Imperial couple's new yard-sign business is booming | Business | myleaderpaper.com

2022-07-22 20:38:45 By : Ms. Tina Wong

At top, a message Happy House Cards set up outside an assisted living facility for a resident's birthday; at bottom, left, Tricia Reese, who operates the yard-sign business with her husband, Mike Reese, puts out a message with the couple's 9-year-old son, Dillon; and at bottom, right, Tricia and Dillon show off two of the company's signs.

At top, a message Happy House Cards set up outside an assisted living facility for a resident's birthday; at bottom, left, Tricia Reese, who operates the yard-sign business with her husband, Mike Reese, puts out a message with the couple's 9-year-old son, Dillon; and at bottom, right, Tricia and Dillon show off two of the company's signs.

As people searched for ways to celebrate special events safely during the COVID-19 pandemic, Tricia Reese’s phone started ringing more and more.

In February, Tricia and her husband, Mike Reese, 51, an assistant principal at Fox High School, began operating a yard-sign business called Happy House Cards out of their Imperial home. Business was pretty slow the first couple of months, but that suddenly changed when people found themselves stuck at home in an effort to limit the spread of the coronavirus.
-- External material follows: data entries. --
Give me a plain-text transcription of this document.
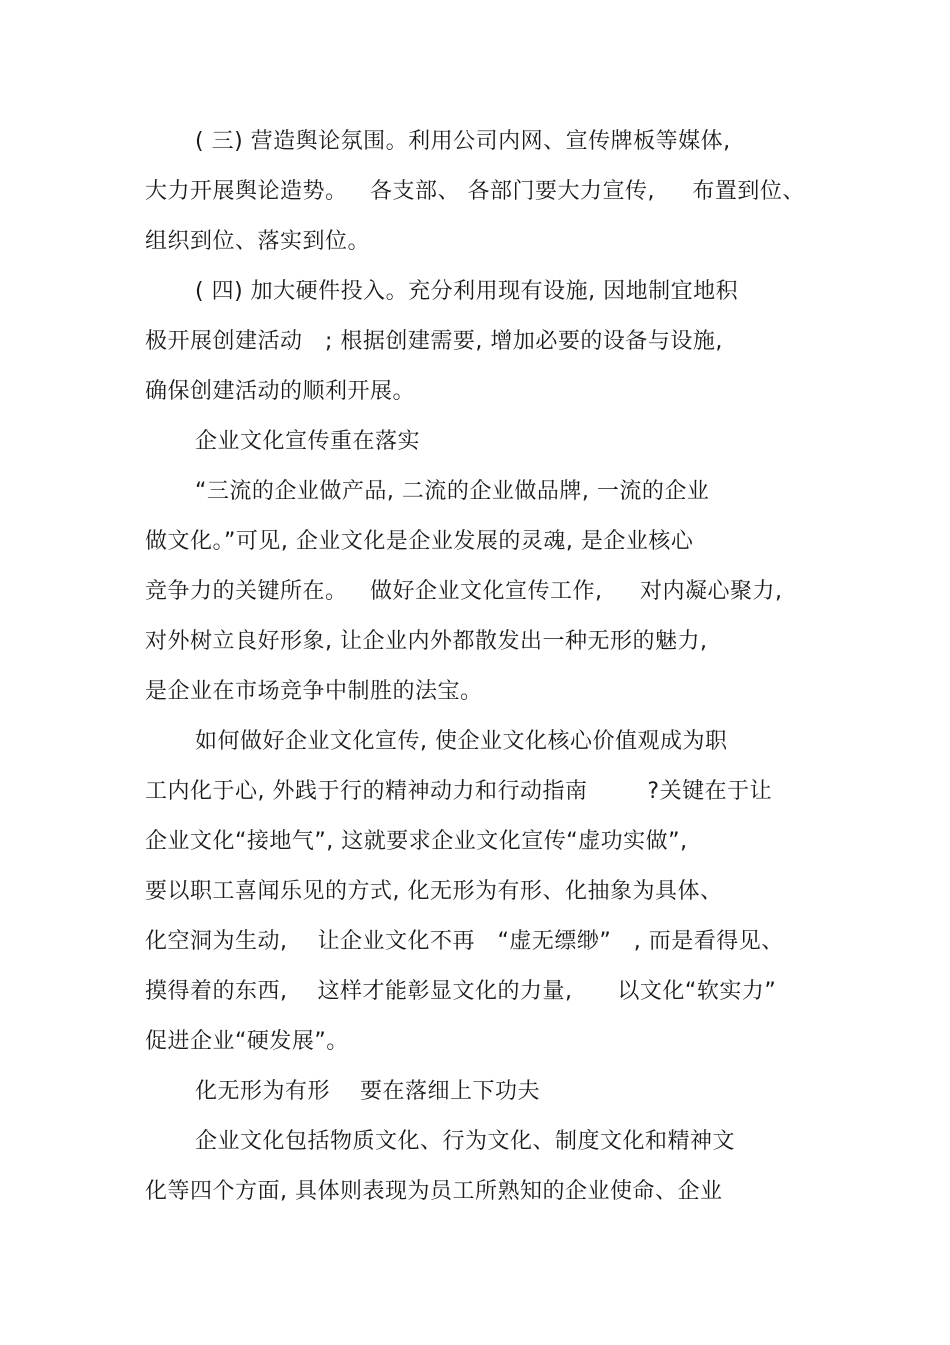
( 三) 营造舆论氛围。利用公司内网、宣传牌板等媒体,
大力开展舆论造势。   各支部、 各部门要大力宣传,     布置到位、
组织到位、落实到位。
( 四) 加大硬件投入。充分利用现有设施, 因地制宜地积
极开展创建活动   ; 根据创建需要, 增加必要的设备与设施,
确保创建活动的顺利开展。
企业文化宣传重在落实
“三流的企业做产品, 二流的企业做品牌, 一流的企业
做文化。”可见, 企业文化是企业发展的灵魂, 是企业核心
竞争力的关键所在。   做好企业文化宣传工作,     对内凝心聚力,
对外树立良好形象, 让企业内外都散发出一种无形的魅力,
是企业在市场竞争中制胜的法宝。
如何做好企业文化宣传, 使企业文化核心价值观成为职
工内化于心, 外践于行的精神动力和行动指南        ?关键在于让
企业文化“接地气”, 这就要求企业文化宣传“虚功实做”,
要以职工喜闻乐见的方式, 化无形为有形、化抽象为具体、
化空洞为生动,    让企业文化不再   “虚无缥缈”   , 而是看得见、
摸得着的东西,    这样才能彰显文化的力量,      以文化“软实力”
促进企业“硬发展”。
化无形为有形    要在落细上下功夫
企业文化包括物质文化、行为文化、制度文化和精神文
化等四个方面, 具体则表现为员工所熟知的企业使命、企业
“Between early February and the last day of March, we had five or six paying orders,” said Tricia, 49, who also is a bus driver for the Fox C-6 School District and a sales representative for Norwex, a cleaning product company. “We were a little discouraged. We did a couple of free ones to get some more exposure. Then come April 1, and ‘Katy bar the door.’”

Tricia said she went from setting up letters and decorations in yards to celebrate milestones once every two weeks to decorating up to six yards a night for the past two months.

“It has totally taken over our lives,” Tricia said. “It has been quite the ride.”

The Reeses were searching for a way to supplement their incomes. However, it took a while to find the right fit.

“(Mike) would come home, give me an idea, and I would shoot it down,” Tricia said. “We wanted to supplement our income a little bit, but we also wanted something that was joyful.”

One day Mike pitched the yard-sign greeting card idea. The business sets up messages in yards with bright, colored letters with some added flare around the messages, like balloons, hearts, stars, birthday cakes, emojis and other signs.

“It felt comfortable, doable and fun,” Tricia said. “We just went for it in January. He ordered the inventory, set up the website, and I started trying to promote it through Facebook and talking about it.”

The inventory includes four alphabets in black, red, yellow and blue. The couple recently ordered a fifth set of letters in green. There also are signs that can be personalized to a degree or used just to fill out the message.

The letters are used to create messages, such as “Happy Birthday,” “Congratulations,” or “Happy Anniversary.” The limited supply of letters sometimes forces Tricia to be creative with spelling and messages.

“Every day for me is a puzzle,” Tricia said. “We only have so many letters of each color. We are constantly running out of P, Y, H and A. Once a date fills up with those letters, and I continue to get orders, I try to work with people on a different message. That way we can still do something, like, instead of ‘Happy Birthday,’ it will be, ‘Look who is 50.’”

It costs $75 to have a message placed in a yard. The couple charges an extra $4.25 per mile for a destination that is farther than 20 miles from Seckman High School, 2800 Seckman Road, which is near the couple’s Imperial home.

The messages are set up at night and remain in someone’s yard until around sun down the next day, which is when they collect the letters and signs, sort them for the next jobs and then set up messages in new yards.

“This is nearly a 24-7 job for me,” Tricia said. “We will get messages all hours of the day and night. It has been exhausting. I’m not a night owl. We would normally go to bed at 9 p.m.; now if we get in bed by 1 a.m., that is an early night.”

When social-distancing measures were put in place, local residents began looking for new ways to celebrate milestones, and the Reeses’ business became a perfect backdrop for drive-by parades held to wish people a happy birthday or anniversary or recognize graduating high school and college students, Tricia said.

“At first, about 98 percent of our business was birthdays,” Tricia said. “We have done birth announcements, retirement and anniversaries. About anything you can think of, we can make with our letters.”

Tricia said they try to operate their business safely to limit the spread of the virus.

Fr example, customers are told not to touch the letters and other signage.

“We never come into contact with people,” she added. “All orders are done online, via text or the phone.”

The Reeses ask customers to contact them through either the business website, happyhousecards.com, or the company’s Facebook page to determine what days are available to set up messages and what those messages can say.

“There is a lot of give and take between the orders, but we haven’t had a complaint yet,” Tricia said.

Tricia said she does not know what is in store for the business with travel and gathering restrictions easing up. But for now, the Reeses and their three children – Natasha, 21; Dillon, 16; and Austin, 9 – are enjoying spreading joy with their yard messages.

“It will be interesting to see what happens with our business when we kind of get back to normal,” Tricia said. “Right now, we are just taking it a day at a time.”